Rückschlüsse auf die Intensität der Arbeit lässt auch die Übersicht „zugestellte Verfahren gemäß § 23 Abs. 2 BVerfGG“ (Seite 15) zu. Zeitgleich mit dem markanten Anstieg von Verfahrenseingängen im Jahr 2006 sind in deutlicher Weise im Jahr 2006 und gleich bleibend hoch im Jahr 2007 erheblich mehr Verfahren als in den Jahren zuvor den Beteiligten zugestellt worden. Der Anstieg betrug ca. 70 %. Eine Zustellung wird immer dann veranlasst, wenn eine Stattgabe in Frage kommt.
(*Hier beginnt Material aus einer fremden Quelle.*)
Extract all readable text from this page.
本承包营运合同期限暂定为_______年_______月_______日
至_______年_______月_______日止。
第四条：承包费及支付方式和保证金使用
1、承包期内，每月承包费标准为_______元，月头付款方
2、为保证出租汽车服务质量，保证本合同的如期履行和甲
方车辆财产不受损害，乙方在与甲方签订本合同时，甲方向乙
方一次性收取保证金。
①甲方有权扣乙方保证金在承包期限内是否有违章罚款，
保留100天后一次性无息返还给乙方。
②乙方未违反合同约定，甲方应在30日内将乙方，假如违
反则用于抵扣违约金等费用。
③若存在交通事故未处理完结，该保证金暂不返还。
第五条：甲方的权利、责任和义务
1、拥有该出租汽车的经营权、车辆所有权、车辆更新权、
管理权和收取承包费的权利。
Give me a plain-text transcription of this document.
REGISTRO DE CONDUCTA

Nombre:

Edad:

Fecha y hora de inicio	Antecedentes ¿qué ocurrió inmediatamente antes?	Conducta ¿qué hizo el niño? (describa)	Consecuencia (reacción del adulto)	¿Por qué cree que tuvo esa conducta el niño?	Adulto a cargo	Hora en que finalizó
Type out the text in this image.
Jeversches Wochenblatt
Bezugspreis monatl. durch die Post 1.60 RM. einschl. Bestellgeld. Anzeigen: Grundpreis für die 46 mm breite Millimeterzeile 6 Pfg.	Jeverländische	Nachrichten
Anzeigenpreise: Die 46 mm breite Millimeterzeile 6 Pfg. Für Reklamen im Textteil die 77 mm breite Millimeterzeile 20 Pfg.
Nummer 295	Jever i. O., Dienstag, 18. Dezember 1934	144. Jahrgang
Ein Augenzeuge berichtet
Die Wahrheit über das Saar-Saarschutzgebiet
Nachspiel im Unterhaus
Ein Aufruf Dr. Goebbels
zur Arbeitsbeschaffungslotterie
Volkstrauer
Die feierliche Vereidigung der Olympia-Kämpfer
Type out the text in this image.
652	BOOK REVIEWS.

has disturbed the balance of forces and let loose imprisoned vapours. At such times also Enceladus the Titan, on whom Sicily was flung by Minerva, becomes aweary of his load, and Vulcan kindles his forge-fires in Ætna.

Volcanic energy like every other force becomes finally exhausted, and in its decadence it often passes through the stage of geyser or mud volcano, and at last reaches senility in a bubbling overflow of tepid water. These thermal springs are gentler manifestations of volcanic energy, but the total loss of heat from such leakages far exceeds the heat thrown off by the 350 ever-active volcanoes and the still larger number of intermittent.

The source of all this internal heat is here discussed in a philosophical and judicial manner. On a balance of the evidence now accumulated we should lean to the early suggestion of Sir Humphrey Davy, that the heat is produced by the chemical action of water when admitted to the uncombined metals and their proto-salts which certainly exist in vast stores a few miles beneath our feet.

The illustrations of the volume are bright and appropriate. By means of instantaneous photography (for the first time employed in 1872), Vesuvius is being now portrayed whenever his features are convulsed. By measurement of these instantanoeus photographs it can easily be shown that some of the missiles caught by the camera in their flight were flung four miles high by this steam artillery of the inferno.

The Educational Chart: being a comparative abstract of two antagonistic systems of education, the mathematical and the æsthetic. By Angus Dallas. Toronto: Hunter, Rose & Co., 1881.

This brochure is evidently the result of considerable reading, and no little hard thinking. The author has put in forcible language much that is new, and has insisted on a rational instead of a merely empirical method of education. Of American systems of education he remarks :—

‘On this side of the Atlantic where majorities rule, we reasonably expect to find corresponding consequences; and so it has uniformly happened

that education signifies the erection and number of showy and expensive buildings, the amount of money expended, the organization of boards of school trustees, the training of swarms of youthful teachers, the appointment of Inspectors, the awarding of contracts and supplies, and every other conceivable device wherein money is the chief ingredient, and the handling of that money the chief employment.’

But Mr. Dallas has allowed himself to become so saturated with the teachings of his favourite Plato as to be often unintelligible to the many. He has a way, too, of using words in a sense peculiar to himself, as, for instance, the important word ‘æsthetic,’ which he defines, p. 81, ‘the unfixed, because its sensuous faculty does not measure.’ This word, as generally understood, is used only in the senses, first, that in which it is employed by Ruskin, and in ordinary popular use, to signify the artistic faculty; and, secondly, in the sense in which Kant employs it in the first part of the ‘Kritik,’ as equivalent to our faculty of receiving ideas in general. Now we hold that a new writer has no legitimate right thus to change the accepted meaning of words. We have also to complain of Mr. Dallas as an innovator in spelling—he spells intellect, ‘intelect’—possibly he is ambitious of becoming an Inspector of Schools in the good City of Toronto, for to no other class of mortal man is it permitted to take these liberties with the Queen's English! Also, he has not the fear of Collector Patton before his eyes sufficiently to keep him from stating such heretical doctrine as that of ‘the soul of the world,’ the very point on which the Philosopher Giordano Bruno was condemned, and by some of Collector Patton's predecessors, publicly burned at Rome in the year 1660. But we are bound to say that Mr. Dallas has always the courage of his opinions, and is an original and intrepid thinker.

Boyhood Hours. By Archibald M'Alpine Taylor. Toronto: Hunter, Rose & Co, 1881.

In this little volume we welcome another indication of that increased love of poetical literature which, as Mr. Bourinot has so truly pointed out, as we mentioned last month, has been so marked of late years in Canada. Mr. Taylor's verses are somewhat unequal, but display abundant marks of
Jedoch ist festzustellen, dass die Stattgaben (Seite 19) nicht entsprechend, sondern nur sehr geringfügig zugenommen haben und im Jahr 2007 mit 2,45 % recht genau dem prozentualen Anteil der erfolgreichen Verfassungsbeschwerden seit 1951 im Durchschnitt entspricht. Es ist aber darauf hinzuweisen, dass bei den Zustellungen auch andere Verfahren als Verfassungsbeschwerdeverfahren in der Gesamtzahl enthalten sind. Die Zustellung bedeutet aber immer eine besonders vertiefte Befassung mit dem Verfahren. Sozusagen eine Zwischenform, die aber nicht statistisch erfasst ist, stellt das Anfordern der Akten des Ausgangsverfahrens dar. Dies wird noch sehr viel häufiger und eben oft ohne nachfolgende Zustellung praktiziert.

Hinsichtlich der Zahl der Eingänge ist ferner bemerkenswert, dass seit 2001 kontinuierlich die Verfahrenseingänge, die dem Ersten Senat zuzuteilen waren, angestiegen sind. 2007 hatte der Erste Senat 580 Verfahrenseingänge mehr zu verzeichnen als der Zweite Senat. Aus diesem Grund hat das Plenum am 4. Dezember 2007 eine Veränderung des Plenumsbeschlusses über die Zuständigkeit der Senate gemäß § 14 Abs. 4 BVerfGG mit Wirkung vom 1. Januar 2008 beschlossen. Danach wird der Zweite Senat (neben weiteren Zuständigkeiten) über die bereits jetzt geregelte Zuständigkeit für Verfassungsbeschwerden aus dem Bereich der Zivilgerichtsbarkeit (mit Ausnahme des Familienrechts und des Erbrechts) von Beschwerdeführern mit den Anfangsbuchstaben L bis Z, in denen Fragen einer Verletzung der Rechte auf Art. 101 Abs. 1 oder Art. 103 Abs. 1 GG überwiegen, zusätzlich auch für Beschwerdeführer mit den Buchstaben I bis K zuständig sein.

Ganz im Sinne der Überschrift gab es im Jahre 2007 nur wenig Veränderungen, vielmehr war das Jahr durch Kontinuität geprägt; das gilt insbesondere hinsichtlich des großen Arbeitsanfalls und dessen Erledigung.